La guerrière semblait persévérer dans le refus, malgré
sa carrure maigrelette.
"Par le
passé tu m'as harcelé moralement, et ce n'est pas parce qu'aujourd'hui
tu es en position de pouvoir en faire de même physiquement que je vais
redevenir ton assistant... serviteur... esclave... enfin... ta chose..."
¤ ¤ ¤ Dame Gordula ¤ ¤ ¤
Le guerrier se détourna soudain,
pour cacher ses yeux soudain humides du peu de sensibilité féminine
qu'il lui restait...
"Je croyais... Je ne pensais pas
que tu..."
Comment avait-il pu croire ça ? Son esprit sénile de
vieille femme lui avait caché la vérité... Ou bien les herbes magiques
peut-être... Il avait toujours cru que Stanislas était son ami. Même
s'il ne se souvenait pas toujours de son nom... Il avait toujours cru
que Stanislas lui pardonnait les tours que lui jouait sa mémoire...
Roberte et Gordula l'avait recueillie quand c'était encore un tout petit
poulain et voilà comment il était remercié ! Quelques jours sans se
voir et il se faisait renier, jeter, insulter !

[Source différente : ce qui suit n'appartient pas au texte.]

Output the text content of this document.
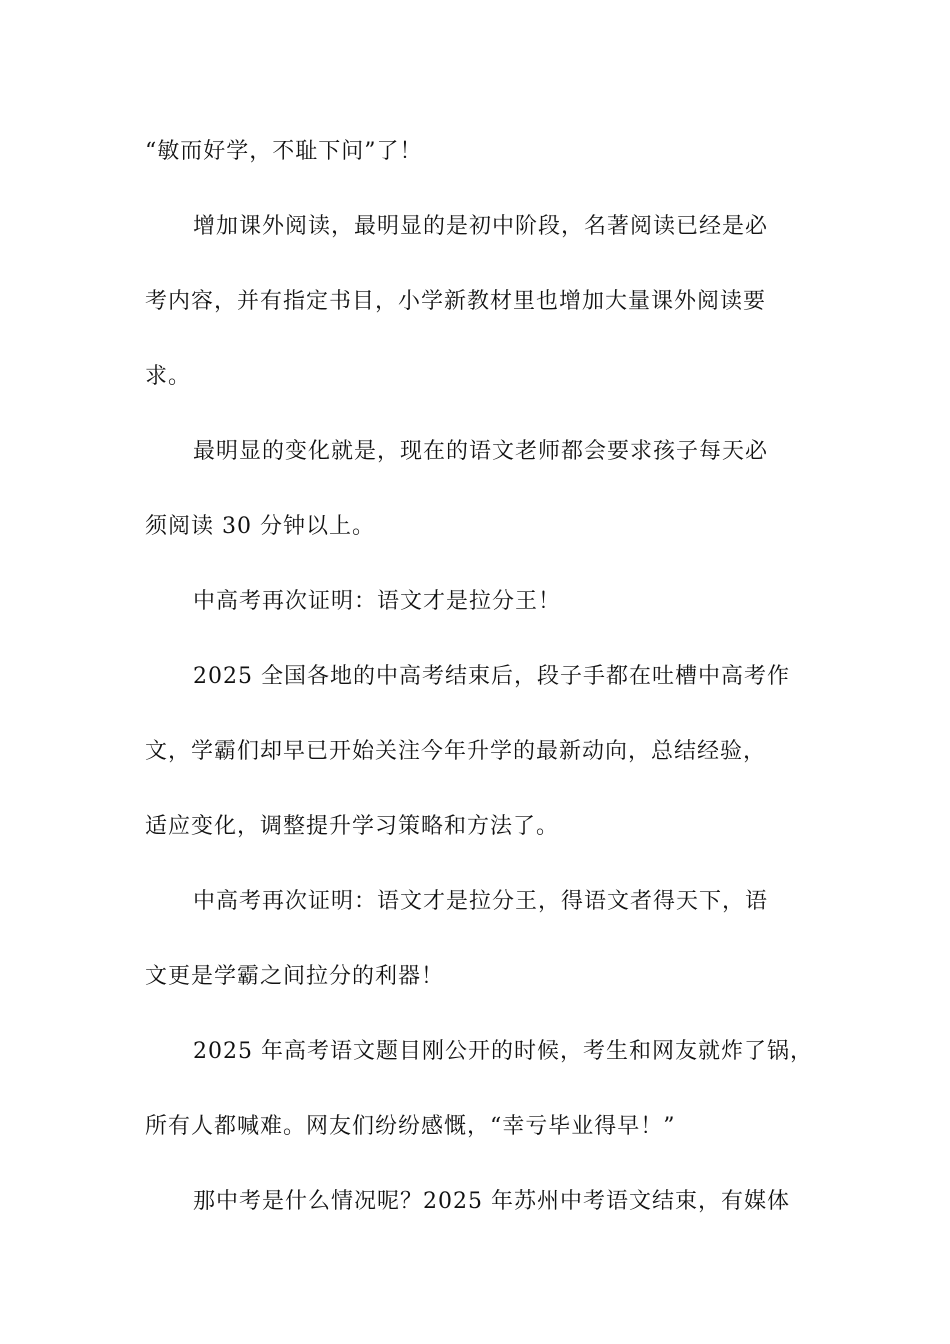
“敏而好学，不耻下问”了！
增加课外阅读，最明显的是初中阶段，名著阅读已经是必
考内容，并有指定书目，小学新教材里也增加大量课外阅读要
求。
最明显的变化就是，现在的语文老师都会要求孩子每天必
须阅读 30 分钟以上。
中高考再次证明：语文才是拉分王！
2025 全国各地的中高考结束后，段子手都在吐槽中高考作
文，学霸们却早已开始关注今年升学的最新动向，总结经验，
适应变化，调整提升学习策略和方法了。
中高考再次证明：语文才是拉分王，得语文者得天下，语
文更是学霸之间拉分的利器！
2025 年高考语文题目刚公开的时候，考生和网友就炸了锅，
所有人都喊难。网友们纷纷感慨，“幸亏毕业得早！”
那中考是什么情况呢？2025 年苏州中考语文结束，有媒体
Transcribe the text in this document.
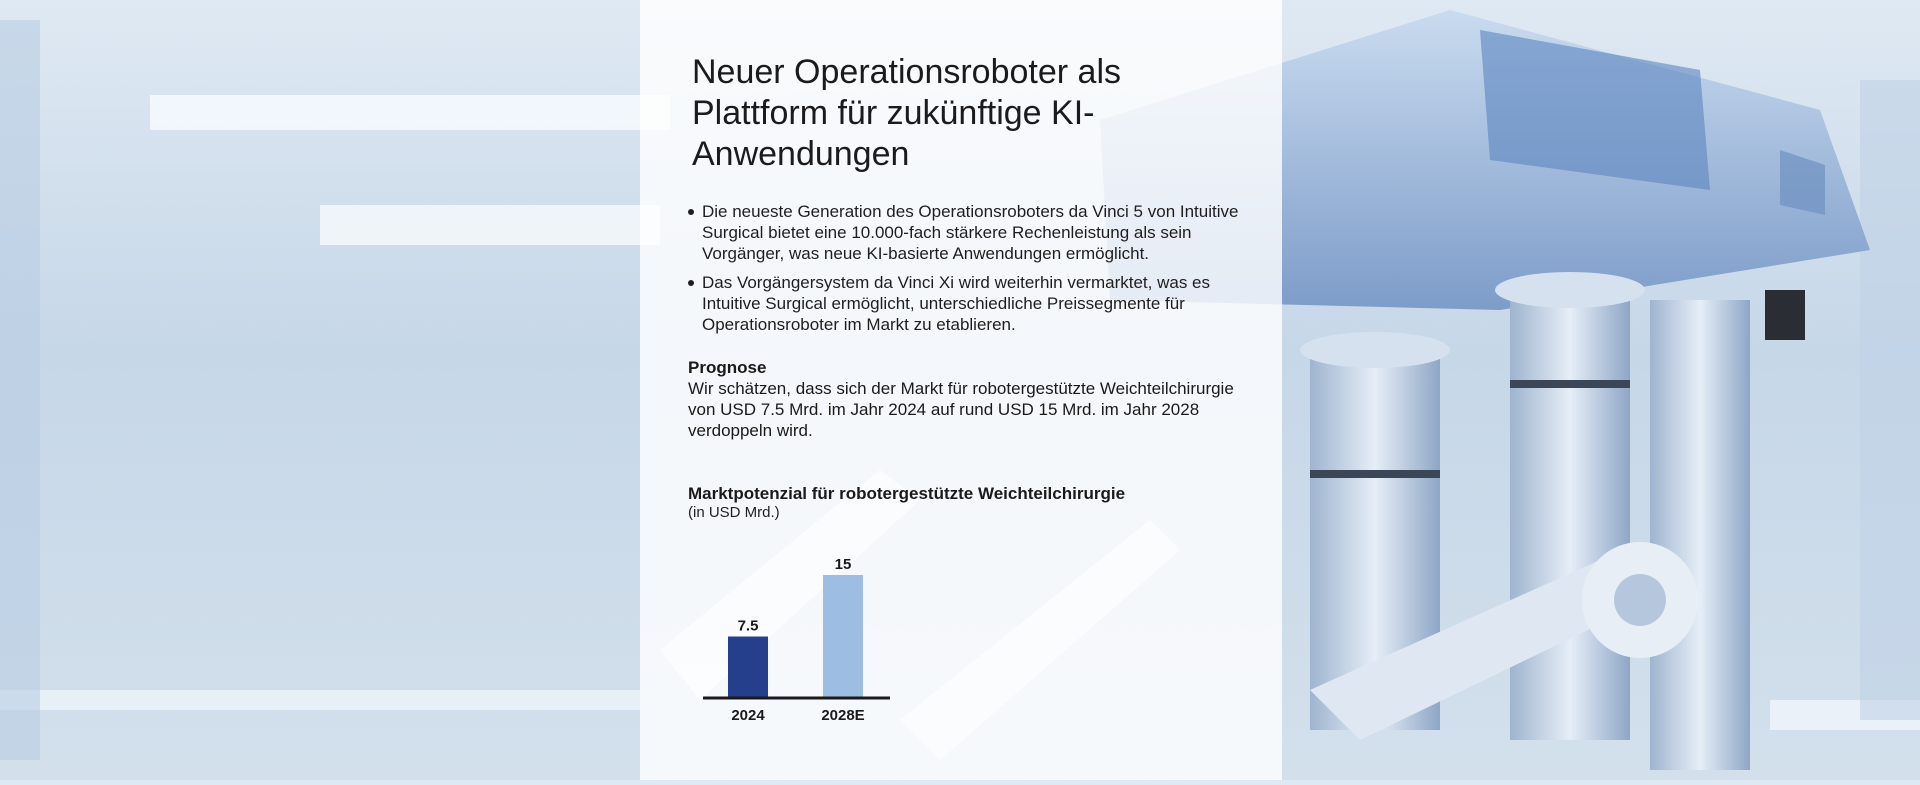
Neuer Operationsroboter als Plattform für zukünftige KI-Anwendungen
Die neueste Generation des Operationsroboters da Vinci 5 von Intuitive Surgical bietet eine 10.000-fach stärkere Rechenleistung als sein Vorgänger, was neue KI-basierte Anwendungen ermöglicht.
Das Vorgängersystem da Vinci Xi wird weiterhin vermarktet, was es Intuitive Surgical ermöglicht, unterschiedliche Preissegmente für Operationsroboter im Markt zu etablieren.
Prognose
Wir schätzen, dass sich der Markt für robotergestützte Weichteilchirurgie von USD 7.5 Mrd. im Jahr 2024 auf rund USD 15 Mrd. im Jahr 2028 verdoppeln wird.
Marktpotenzial für robotergestützte Weichteilchirurgie
(in USD Mrd.)
7.5
15
2024	2028E
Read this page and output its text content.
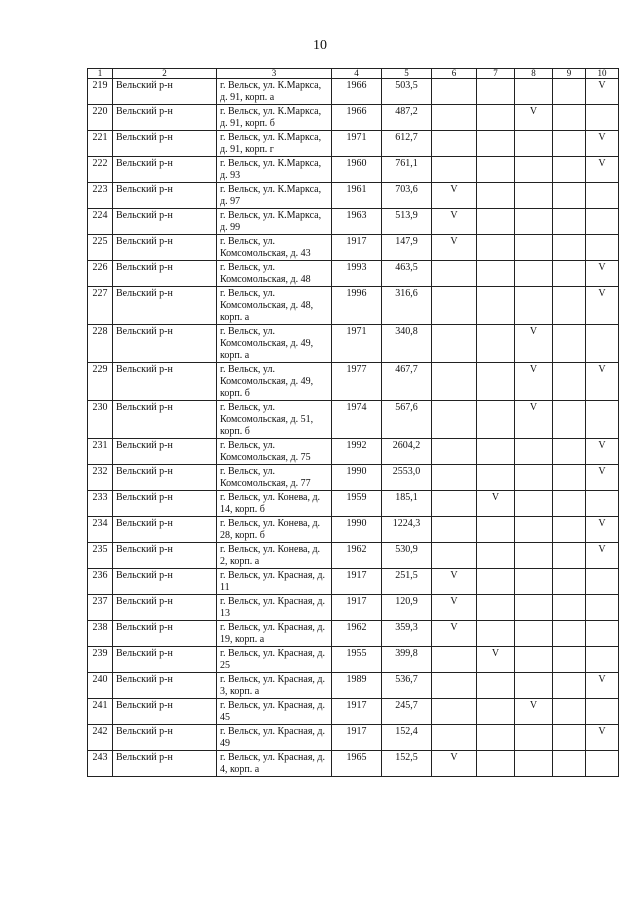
10
1	2	3	4	5	6	7	8	9	10
219	Вельский р-н	г. Вельск, ул. К.Маркса, д. 91, корп. а	1966	503,5					V
220	Вельский р-н	г. Вельск, ул. К.Маркса, д. 91, корп. б	1966	487,2			V		
221	Вельский р-н	г. Вельск, ул. К.Маркса, д. 91, корп. г	1971	612,7					V
222	Вельский р-н	г. Вельск, ул. К.Маркса, д. 93	1960	761,1					V
223	Вельский р-н	г. Вельск, ул. К.Маркса, д. 97	1961	703,6	V				
224	Вельский р-н	г. Вельск, ул. К.Маркса, д. 99	1963	513,9	V				
225	Вельский р-н	г. Вельск, ул. Комсомольская, д. 43	1917	147,9	V				
226	Вельский р-н	г. Вельск, ул. Комсомольская, д. 48	1993	463,5					V
227	Вельский р-н	г. Вельск, ул. Комсомольская, д. 48, корп. а	1996	316,6					V
228	Вельский р-н	г. Вельск, ул. Комсомольская, д. 49, корп. а	1971	340,8			V		
229	Вельский р-н	г. Вельск, ул. Комсомольская, д. 49, корп. б	1977	467,7			V		V
230	Вельский р-н	г. Вельск, ул. Комсомольская, д. 51, корп. б	1974	567,6			V		
231	Вельский р-н	г. Вельск, ул. Комсомольская, д. 75	1992	2604,2					V
232	Вельский р-н	г. Вельск, ул. Комсомольская, д. 77	1990	2553,0					V
233	Вельский р-н	г. Вельск, ул. Конева, д. 14, корп. б	1959	185,1		V			
234	Вельский р-н	г. Вельск, ул. Конева, д. 28, корп. б	1990	1224,3					V
235	Вельский р-н	г. Вельск, ул. Конева, д. 2, корп. а	1962	530,9					V
236	Вельский р-н	г. Вельск, ул. Красная, д. 11	1917	251,5	V				
237	Вельский р-н	г. Вельск, ул. Красная, д. 13	1917	120,9	V				
238	Вельский р-н	г. Вельск, ул. Красная, д. 19, корп. а	1962	359,3	V				
239	Вельский р-н	г. Вельск, ул. Красная, д. 25	1955	399,8		V			
240	Вельский р-н	г. Вельск, ул. Красная, д. 3, корп. а	1989	536,7					V
241	Вельский р-н	г. Вельск, ул. Красная, д. 45	1917	245,7			V		
242	Вельский р-н	г. Вельск, ул. Красная, д. 49	1917	152,4					V
243	Вельский р-н	г. Вельск, ул. Красная, д. 4, корп. а	1965	152,5	V				
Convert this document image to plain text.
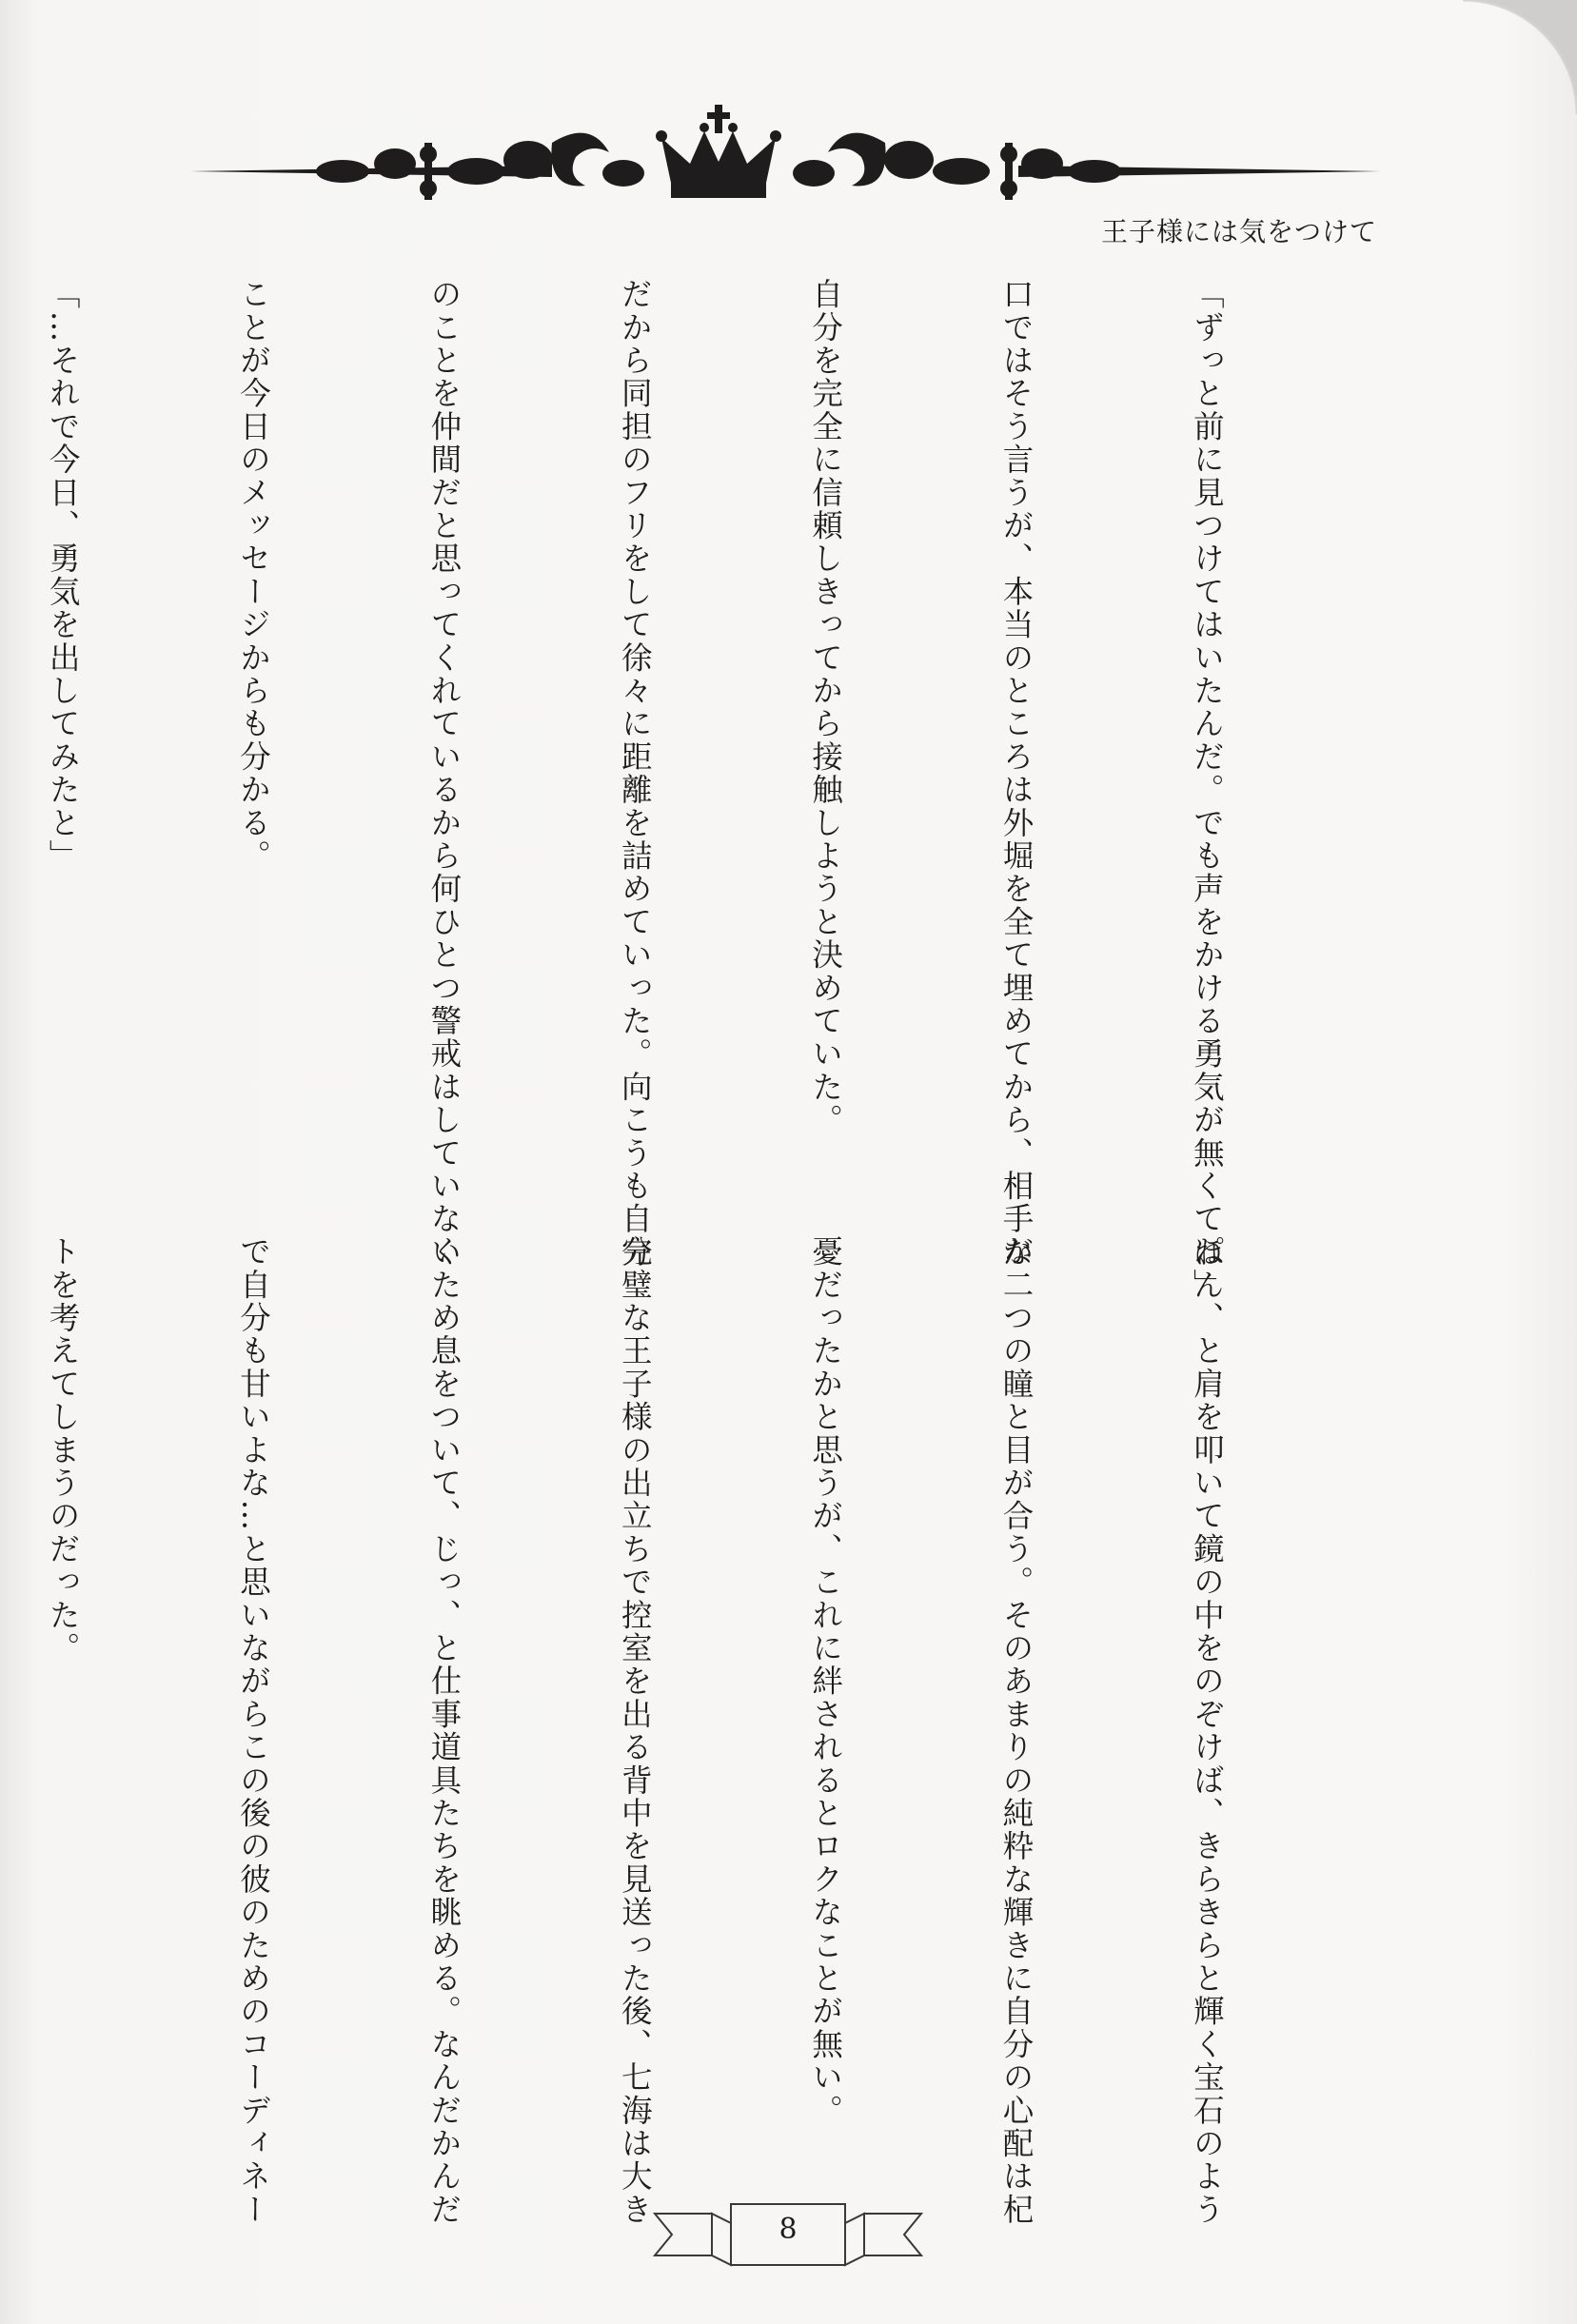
王子様には気をつけて

「ずっと前に見つけてはいたんだ。でも声をかける勇気が無くてね」

口ではそう言うが、本当のところは外堀を全て埋めてから、相手が

自分を完全に信頼しきってから接触しようと決めていた。

だから同担のフリをして徐々に距離を詰めていった。向こうも自分

のことを仲間だと思ってくれているから何ひとつ警戒はしていない

ことが今日のメッセージからも分かる。

「…それで今日、勇気を出してみたと」

ぽん、と肩を叩いて鏡の中をのぞけば、きらきらと輝く宝石のよう

な二つの瞳と目が合う。そのあまりの純粋な輝きに自分の心配は杞

憂だったかと思うが、これに絆されるとロクなことが無い。

完璧な王子様の出立ちで控室を出る背中を見送った後、七海は大き

くため息をついて、じっ、と仕事道具たちを眺める。なんだかんだ

で自分も甘いよな…と思いながらこの後の彼のためのコーディネー

トを考えてしまうのだった。

8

"Depuis que la cigogne t'as déposé
devant ma porte Stanislas."
Dit-il d'une voix grave, toujours en lui tournant le
dos.
"Depuis ce jour -disait-je avant
que le narrateur m'interrompe- je me suis imposée la mission de
m'occuper de toi, t'éduquer, te protéger, et subvenir à tes besoins
lorsque tu en avais encore besoin."
Une larme vint s'éclater dans la poussière.
"Et quand tu as grandi -et moi
vieilli- je t'ai toujours considéré comme mon meilleur ami -après Fimine
et Roberte-. Tu me fais beaucoup de mal en me parlant comme ça."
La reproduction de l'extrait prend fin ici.